Other than investments, you may have claimed benefit on HRA at the time of filing your ITR. "While no document needs to accompany your return of income, ensure that you have these with you for the purpose of record and future reference. Rent receipts issued by your landlord for rent you have paid during the year and if the rent has exceeded Rs 1 lakh, ensure you have obtained the landlord's PAN. In case he does not have a PAN, have a declaration to this effect made by him in writing," said Gupta.
What gets lost
Not all deductions can, however, be claimed at the time of filing the income tax return. Gupta says, "Income tax exemptions in respect of leave travel allowance (LTA) and medical reimbursements cannot be claimed while filing the return. These have to necessarily be claimed via your employer."
The LTA tax break can be claimed for travel of self and family members for journeys undertaken within India. It is available for 2 journeys in a block of 4 calendar years. The block applicable for the current period is calendar year 2018 to 2022. Any unclaimed amount can be carried forward to the next block. "Since LTA can be claimed via your employer, you can always request your employer to not deduct tax and permit you to claim it in the next year. If you have made no such requisition to your employer, the latter would deduct taxes accordingly, refund of which you may not be able to claim from the income tax department," says Gupta.

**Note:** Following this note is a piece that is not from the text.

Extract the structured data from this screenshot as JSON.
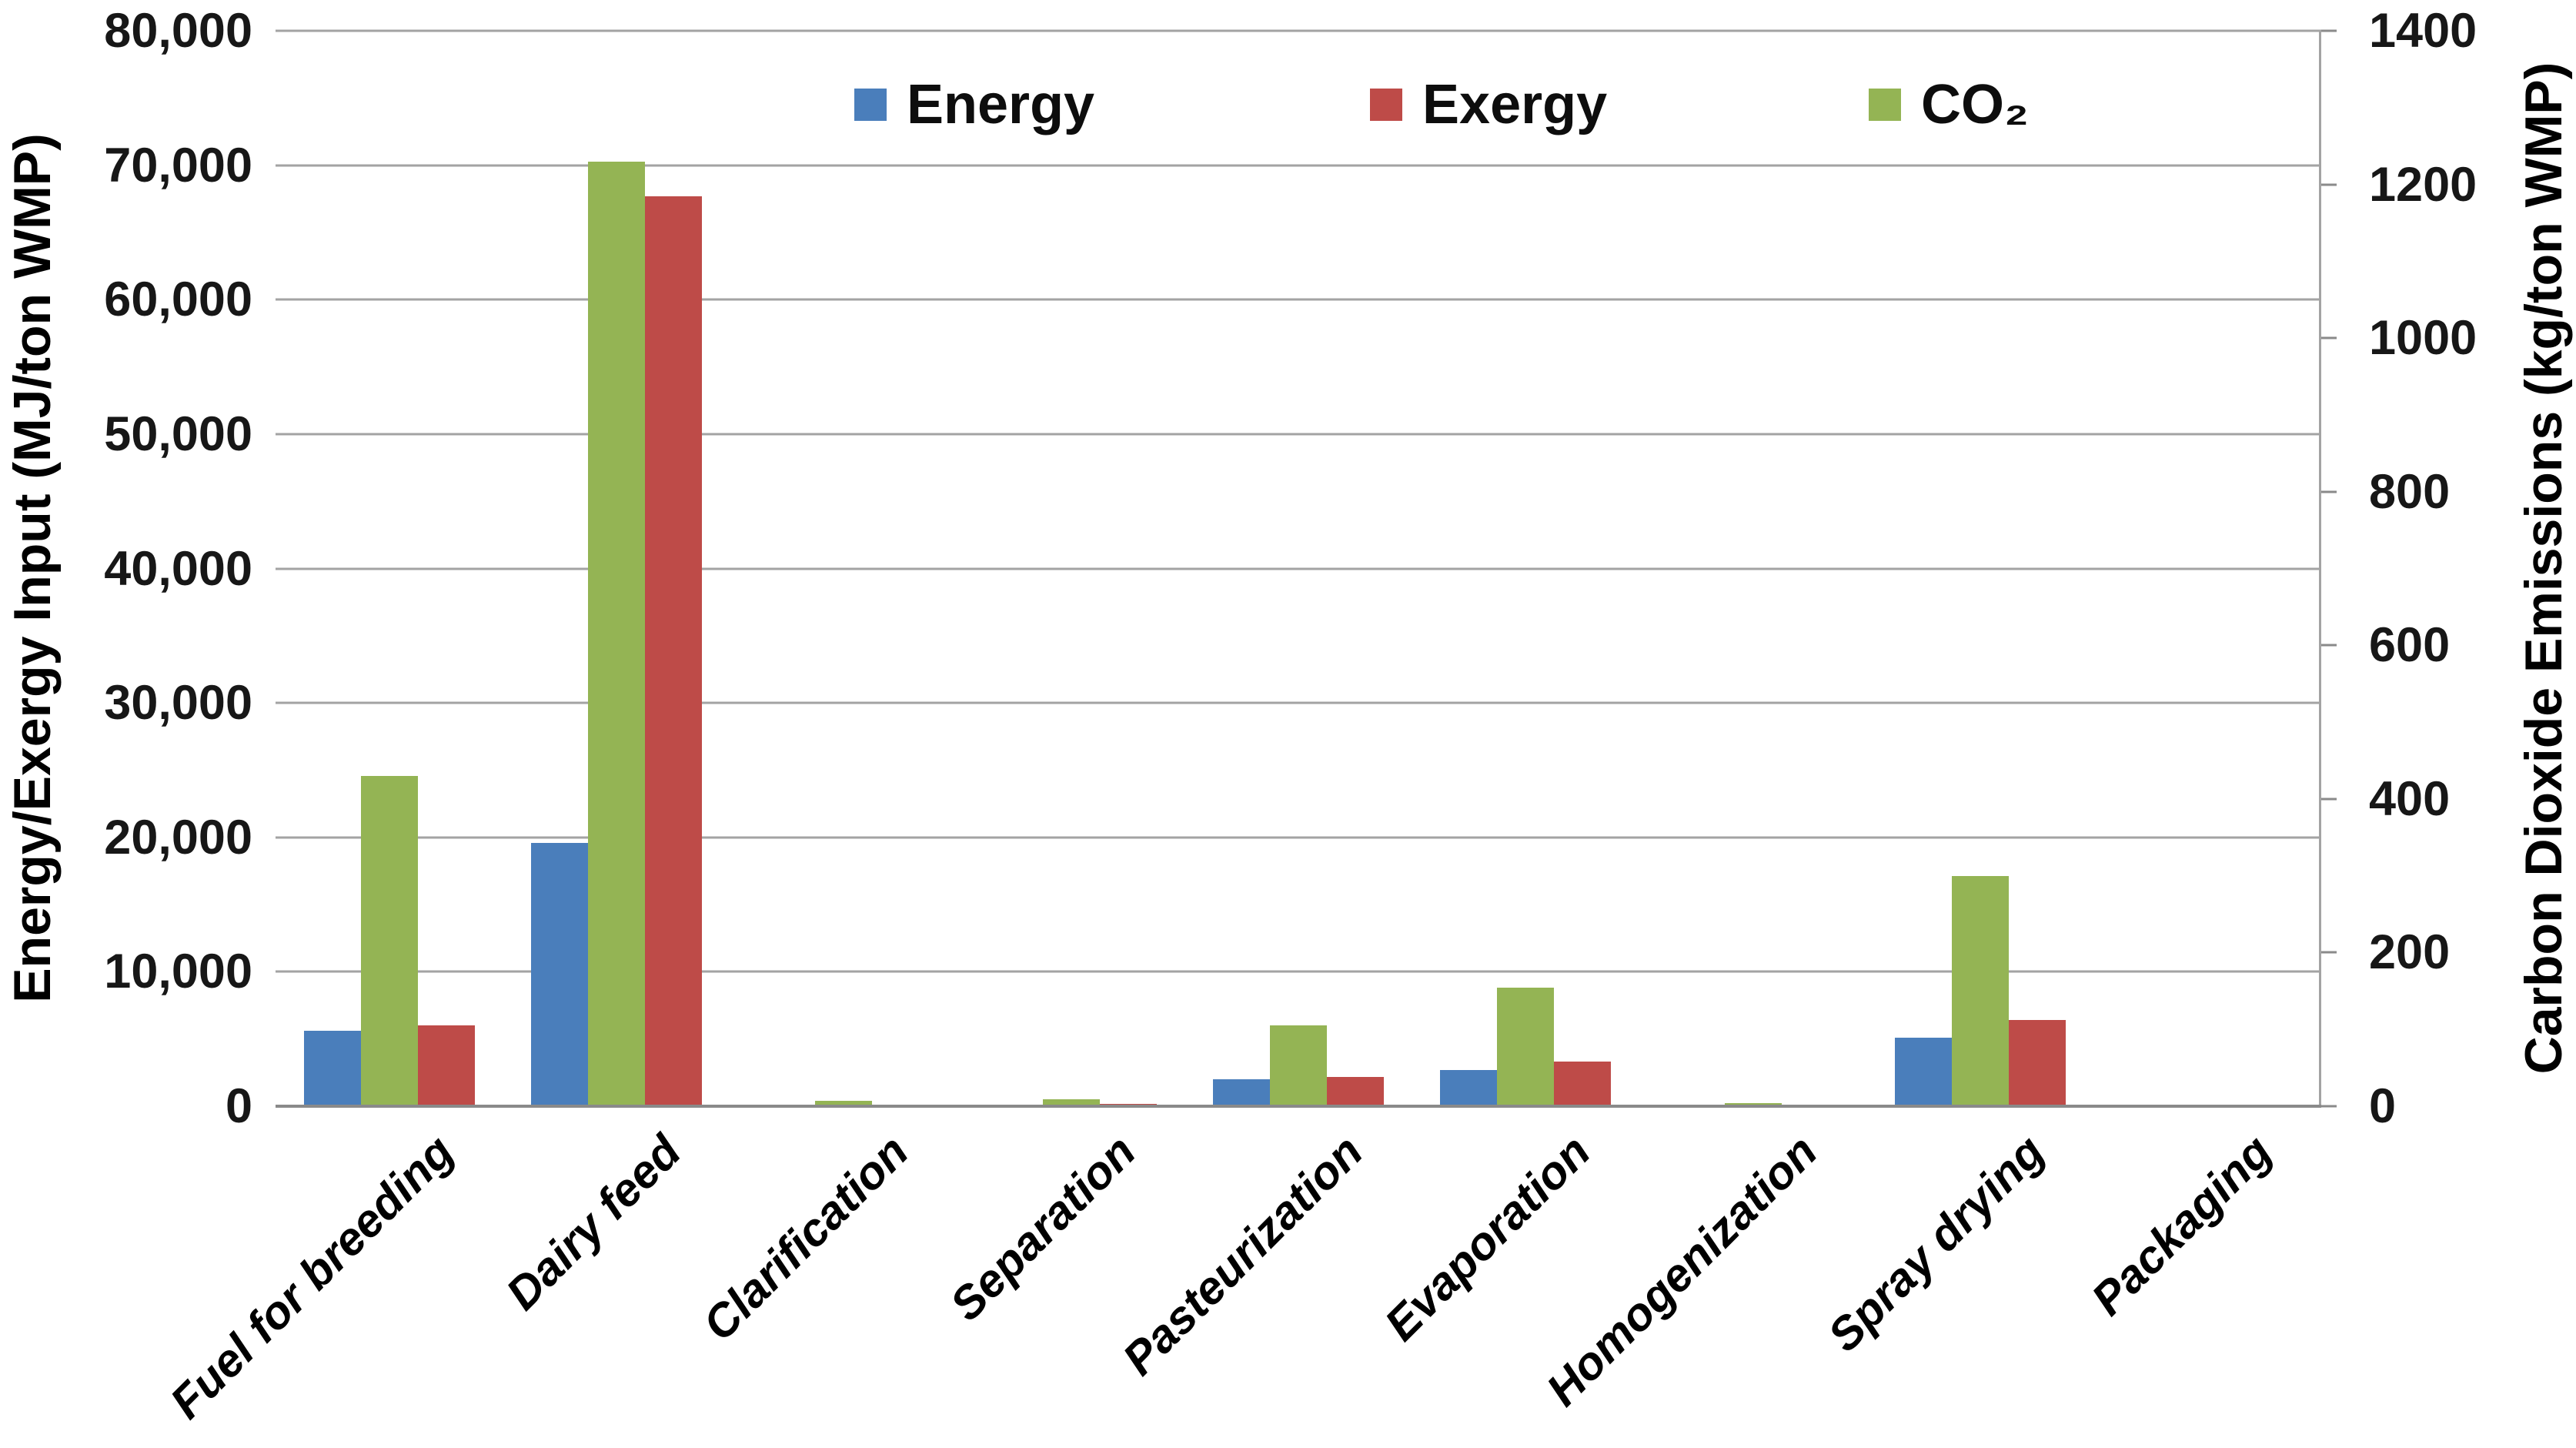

Even though the rules set by the Income-tax Department are crystal clear, the accounts department of several organisations may follow their own set of guidelines. Therefore, before availing of any such exemption, it's better to get clarity well in advance.
Further, medical reimbursements up to Rs 15,000 every financial year is exempt from tax provided one furnishes the bills or consultancy receipts to the employer. If one misses to furnish them to the employer, TDS will be cut by employer and you can't claim them while filing your tax returns. Interestingly, from the next financial year, the Finance Bill 2018 has removed the medical reimbursement and transport allowance (different from LTA) and instead provided a standard deduction on the salary income.
One can, therefore, not only take the benefit for investments not reported to employer but can also make any tax saving investments till March 31, 2018 ( provided the payment gets credited ) and claim the benefit while filing tax returns.